CS: I am proud of all my research works and only by learning from failure can we make real progress. One example in the context of the QUVA lab that made me proud is the work on VideoLSTM. First and foremost, because of the deep vision contributions it brings to the LSTM architecture for activity recognition and localization in video. Second, because it was realized by a collaboration with students from the QUVA lab and researchers from Qualcomm AI Research Amsterdam. And last but not least, because it generated three patent applications.
MW: Perhaps two examples of things I’m proud of: we figured out how to perform backpropagation in a spiking neural network, which was a stumbling block before. And second, we designed an algorithm that learns to perform efficient search in combinatorial spaces, which we are now using to improve physical designs for chips. On the failed side, I had high hopes to develop a privacy-preserving deep learning architecture, but the method ended up not being very competitive relative to what was already developed.
The pandemic has seen a speedup in ML research applied to fields such as digital health, contact tracing, etc. What do you think the impact will be (if any) on the research of QUVA lab?
CS: The mission of the QUVA lab is to perform world-class research on deep vision. In science, it is important to focus and not be too distracted by the issues of the day. It is not to underestimate the impact and importance of COVID-19, of course, but when one focuses on fundamental problems the applications will come naturally. For digital health in the context of COVID-19, the QUVA lab’s work on federated learning has direct utility for contact tracing and our work on activity recognition allows for monitoring social distancing behavior, to name just two examples.
What do you see as being the most promising trends in deep vision now?
AS: The most promising trend is the integration of existing knowledge on images, purposes, and image formation principles with the universal principles steering the current development of neural networks. So, to find the right balance between generalization and differentiation and apply that to the purpose and circumstance is the greatest challenge. We are still in the early days of neural network architectures in computer vision.
CS: Today’s deep vision thrives on well-defined classification problems where one learns to associate labels with pixels using huge amounts of compute. For me, the most promising trends challenge this status quo by moving from learning to associate, into predicting the cause of an effect, while reducing the need for label-supervision by means of physical simulations, generative models or self-supervision, and doing so in a compute-efficient fashion.

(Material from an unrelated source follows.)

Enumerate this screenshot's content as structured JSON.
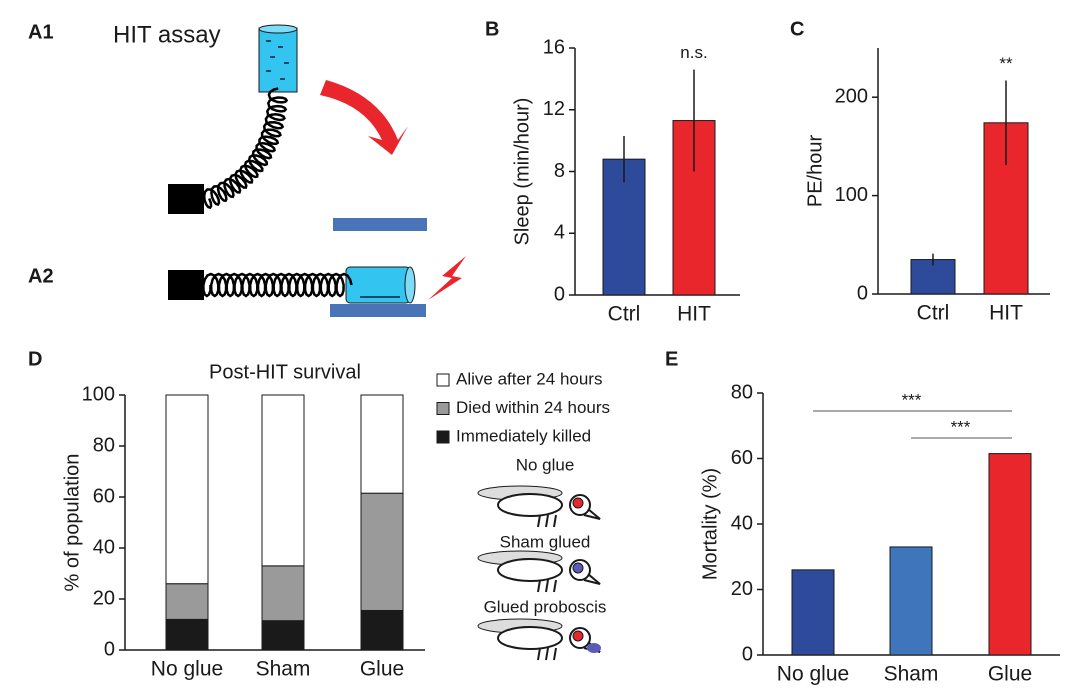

MW: I will answer to ML. I believe that two trends are very interesting: the use of reinforcement learning and Bayesian optimization for combinatorial optimization problems and the use of quantum mechanics and quantum computation for machine learning.
Congrats, QUVA lab was just extended for five years. What’s the lab’s vision for the coming years?
CS & AS: Thank you, congratulations to Qualcomm as well! The lab’s vision builds on the trends and challenges identified above, with a strong emphasis on deep machine learning foundations, covering topics like continuous video learning, unsupervised video compression, and self-supervised activity recognition. Vacancies for the lab will open soon, and I hope that many talented students will apply to help us realize the vision.
MW: I really look forward to more intense collaborations and new topics such as the ones I described above.